В Иерусалиме и его окрестностях квартировали только два отряда постоянной боевой готовности, и оба состояли не из израильтян. Называли их тут «керетеи» и «пелетеи», и кем они были по происхождению, я так до конца и не понял. Похоже, что это правнуки тех самых молодцов, которые разнесли в свое время в щепки Угарит, и даже может быть, что их названия указывали на Кипр и на тех самых филистимлян, с которым воевать мы и готовились. Друг с другом они говорили иногда на своих каких-то наречиях, явно не семитских, но и еврейским владели свободно, я даже акцента не замечал.
Воевать эти два отряда, впрочем, особенно и не собирались. Их задача была – охранять царя, и такое решение сразу показалось мне очень логичным. Набери Давид свою стражу из израильтян, пусть даже из своих сородичей, из племени Иуды – не миновать тогда распрей и дворцовых переворотов. Вон, родной сын Авессалом и то восстание против отца поднял.
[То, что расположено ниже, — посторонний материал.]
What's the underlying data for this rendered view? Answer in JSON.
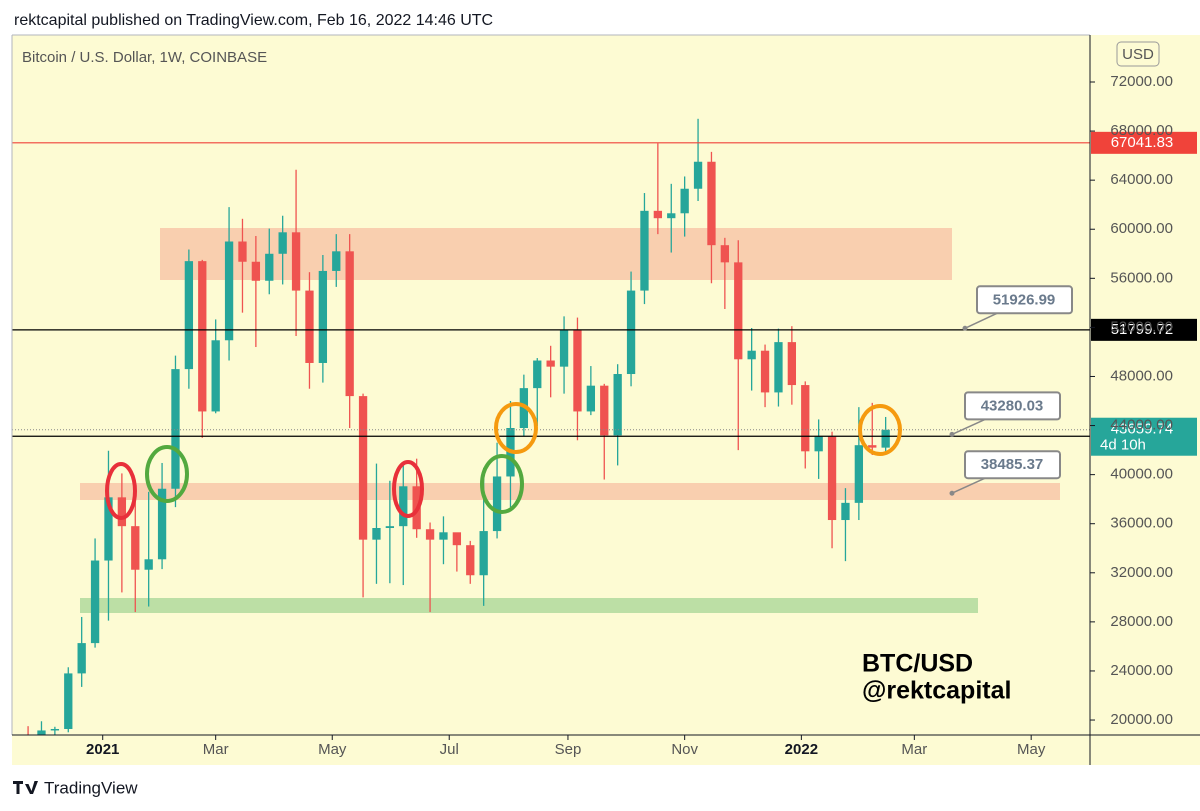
{
  "header": "rektcapital published on TradingView.com, Feb 16, 2022 14:46 UTC",
  "footer": "TradingView",
  "chart_data": {
    "type": "candlestick",
    "title": "Bitcoin / U.S. Dollar, 1W, COINBASE",
    "currency": "USD",
    "watermark": [
      "BTC/USD",
      "@rektcapital"
    ],
    "up_color": "#26a69a",
    "down_color": "#ef5350",
    "open": [
      18400,
      18200,
      19150,
      19270,
      23800,
      26270,
      33000,
      38150,
      35800,
      32250,
      33100,
      38850,
      48600,
      57400,
      45150,
      50950,
      59000,
      57350,
      55800,
      58000,
      59750,
      55000,
      49100,
      56600,
      58200,
      46400,
      34700,
      35650,
      35800,
      39050,
      35550,
      34700,
      35300,
      34250,
      31800,
      35400,
      39850,
      43800,
      47050,
      49300,
      48800,
      51800,
      45150,
      47250,
      43200,
      48200,
      55000,
      61500,
      60900,
      61300,
      63300,
      65500,
      58700,
      57300,
      49400,
      50100,
      46700,
      50800,
      47300,
      41900,
      43100,
      36300,
      37700,
      42400,
      42200
    ],
    "high": [
      19500,
      19900,
      19450,
      24300,
      28400,
      34800,
      41950,
      40100,
      37850,
      38600,
      40950,
      49700,
      58350,
      57500,
      52650,
      61800,
      60850,
      59450,
      60050,
      61100,
      64850,
      56500,
      57900,
      59600,
      59600,
      46600,
      40900,
      39500,
      40950,
      41300,
      36100,
      36600,
      35100,
      34600,
      40550,
      42600,
      46000,
      48150,
      49500,
      50500,
      52900,
      52800,
      48850,
      47400,
      49000,
      56550,
      62950,
      67000,
      63700,
      64300,
      69000,
      66300,
      59300,
      59100,
      51950,
      50600,
      51900,
      52100,
      47600,
      44500,
      43500,
      38900,
      45500,
      45850,
      44700
    ],
    "low": [
      16200,
      17600,
      17600,
      19000,
      22700,
      25900,
      28100,
      30400,
      28800,
      29250,
      32300,
      37350,
      47000,
      43000,
      45000,
      49300,
      53200,
      50400,
      54700,
      55500,
      51300,
      47000,
      47500,
      55300,
      43800,
      30000,
      31100,
      31150,
      31000,
      34850,
      28800,
      32700,
      32100,
      31100,
      29300,
      34800,
      37350,
      43100,
      43950,
      46300,
      46600,
      42800,
      44850,
      39600,
      40750,
      47200,
      53900,
      59600,
      58100,
      59400,
      62300,
      55600,
      53500,
      42000,
      46850,
      45500,
      45550,
      45700,
      40500,
      39650,
      34000,
      32950,
      36300,
      41600,
      41600
    ],
    "close": [
      18200,
      19150,
      19270,
      23800,
      26270,
      33000,
      38150,
      35800,
      32250,
      33100,
      38850,
      48600,
      57400,
      45150,
      50950,
      59000,
      57350,
      55800,
      58000,
      59750,
      55000,
      49100,
      56600,
      58200,
      46400,
      34700,
      35650,
      35800,
      39050,
      35550,
      34700,
      35300,
      34250,
      31800,
      35400,
      39850,
      43800,
      47050,
      49300,
      48800,
      51800,
      45150,
      47250,
      43200,
      48200,
      55000,
      61500,
      60900,
      61300,
      63300,
      65500,
      58700,
      57300,
      49400,
      50100,
      46700,
      50800,
      47300,
      41900,
      43100,
      36300,
      37700,
      42400,
      42200,
      43659.74
    ],
    "xlim": [
      -1.2,
      79.25
    ],
    "xticks": [
      {
        "value": 5.57,
        "label": "2021"
      },
      {
        "value": 14,
        "label": "Mar"
      },
      {
        "value": 22.7,
        "label": "May"
      },
      {
        "value": 31.43,
        "label": "Jul"
      },
      {
        "value": 40.29,
        "label": "Sep"
      },
      {
        "value": 49,
        "label": "Nov"
      },
      {
        "value": 57.71,
        "label": "2022"
      },
      {
        "value": 66.14,
        "label": "Mar"
      },
      {
        "value": 74.86,
        "label": "May"
      }
    ],
    "ylim": [
      18780,
      75830
    ],
    "yticks": [
      {
        "value": 20000,
        "label": "20000.00"
      },
      {
        "value": 24000,
        "label": "24000.00"
      },
      {
        "value": 28000,
        "label": "28000.00"
      },
      {
        "value": 32000,
        "label": "32000.00"
      },
      {
        "value": 36000,
        "label": "36000.00"
      },
      {
        "value": 40000,
        "label": "40000.00"
      },
      {
        "value": 44000,
        "label": "44000.00"
      },
      {
        "value": 48000,
        "label": "48000.00"
      },
      {
        "value": 52000,
        "label": "52000.00"
      },
      {
        "value": 56000,
        "label": "56000.00"
      },
      {
        "value": 60000,
        "label": "60000.00"
      },
      {
        "value": 64000,
        "label": "64000.00"
      },
      {
        "value": 68000,
        "label": "68000.00"
      },
      {
        "value": 72000,
        "label": "72000.00"
      }
    ],
    "levels": [
      {
        "value": 67041.83,
        "color": "#f0433a"
      },
      {
        "value": 51799.72,
        "color": "#000000"
      },
      {
        "value": 43127.17,
        "color": "#000000"
      }
    ],
    "current": {
      "value": 43659.74,
      "countdown": "4d 10h"
    },
    "callouts": [
      51926.99,
      43280.03,
      38485.37
    ]
  }
}
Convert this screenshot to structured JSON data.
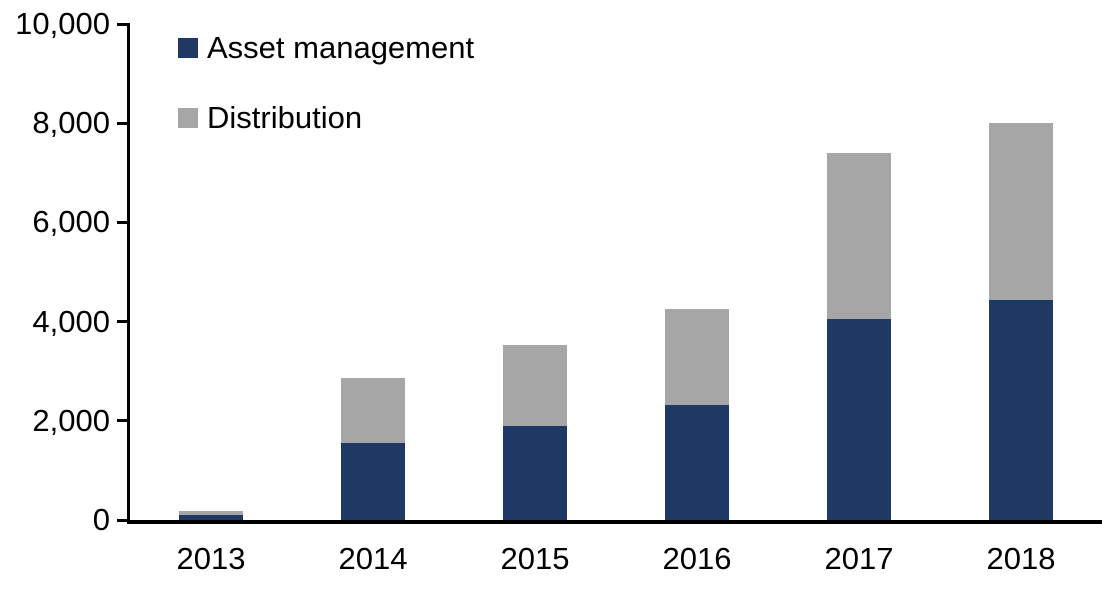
{
  "chart_data": {
    "type": "bar",
    "stacked": true,
    "title": "",
    "xlabel": "",
    "ylabel": "",
    "categories": [
      "2013",
      "2014",
      "2015",
      "2016",
      "2017",
      "2018"
    ],
    "series": [
      {
        "name": "Asset management",
        "color": "#1F3864",
        "values": [
          110,
          1550,
          1900,
          2320,
          4060,
          4430
        ]
      },
      {
        "name": "Distribution",
        "color": "#A6A6A6",
        "values": [
          80,
          1310,
          1620,
          1940,
          3340,
          3570
        ]
      }
    ],
    "totals": [
      190,
      2860,
      3520,
      4260,
      7400,
      8000
    ],
    "ylim": [
      0,
      10000
    ],
    "ytick_values": [
      0,
      2000,
      4000,
      6000,
      8000,
      10000
    ],
    "ytick_labels": [
      "0",
      "2,000",
      "4,000",
      "6,000",
      "8,000",
      "10,000"
    ],
    "grid": false,
    "legend_position": "top-left-inside",
    "axis_color": "#000000",
    "background_color": "#FFFFFF"
  }
}
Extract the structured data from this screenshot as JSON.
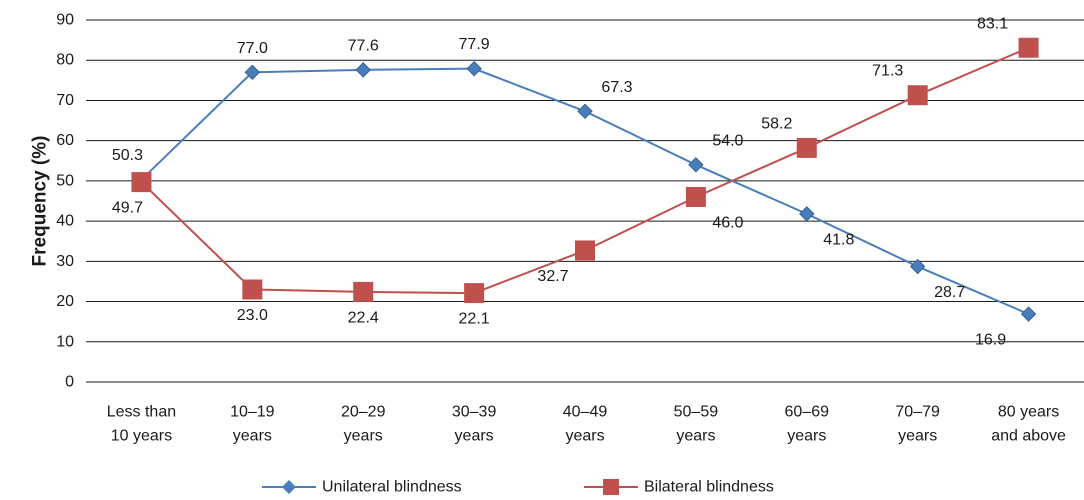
{
  "chart_data": {
    "type": "line",
    "title": "",
    "xlabel": "",
    "ylabel": "Frequency (%)",
    "ylim": [
      0,
      90
    ],
    "yticks": [
      0,
      10,
      20,
      30,
      40,
      50,
      60,
      70,
      80,
      90
    ],
    "grid": true,
    "legend_position": "bottom",
    "categories": [
      [
        "Less than",
        "10 years"
      ],
      [
        "10–19",
        "years"
      ],
      [
        "20–29",
        "years"
      ],
      [
        "30–39",
        "years"
      ],
      [
        "40–49",
        "years"
      ],
      [
        "50–59",
        "years"
      ],
      [
        "60–69",
        "years"
      ],
      [
        "70–79",
        "years"
      ],
      [
        "80 years",
        "and above"
      ]
    ],
    "series": [
      {
        "name": "Unilateral blindness",
        "color": "#4a7ebb",
        "marker": "diamond",
        "values": [
          50.3,
          77.0,
          77.6,
          77.9,
          67.3,
          54.0,
          41.8,
          28.7,
          16.9
        ],
        "labels": [
          "50.3",
          "77.0",
          "77.6",
          "77.9",
          "67.3",
          "54.0",
          "41.8",
          "28.7",
          "16.9"
        ]
      },
      {
        "name": "Bilateral blindness",
        "color": "#c0504d",
        "marker": "square",
        "values": [
          49.7,
          23.0,
          22.4,
          22.1,
          32.7,
          46.0,
          58.2,
          71.3,
          83.1
        ],
        "labels": [
          "49.7",
          "23.0",
          "22.4",
          "22.1",
          "32.7",
          "46.0",
          "58.2",
          "71.3",
          "83.1"
        ]
      }
    ]
  }
}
У нас Римских пап тоже издавна охраняют швейцарские гвардейцы, хотя среди самих пап швейцарским происхождением никто пока не отмечен, и вообще основная религия в этой стране – протестантизм. Видимо, самый верный слуга для правителя тот, кто лично обязан ему всем, кому нечего ждать от других ни на далекой родине, ни в стране, где он служит. Такого ни задурить, ни подкупить не удастся – он понимает, что его голова при смене власти полетит первой.
И особенно логичным показалось мне, что этих отрядов было сразу два. Допустим, забастуют керетеи – так сразу поспешат выслужиться за их счет пелетеи. Возникнет среди пелетеев заговор – керетеи встанут железной стеной. Может, и во времена д’Артаньяна, по крайней мере, как это описывает Дюма, так и обстояло дело, с этими мушкетерами и гвардейцами, вечными соперниками на одной и той же службе?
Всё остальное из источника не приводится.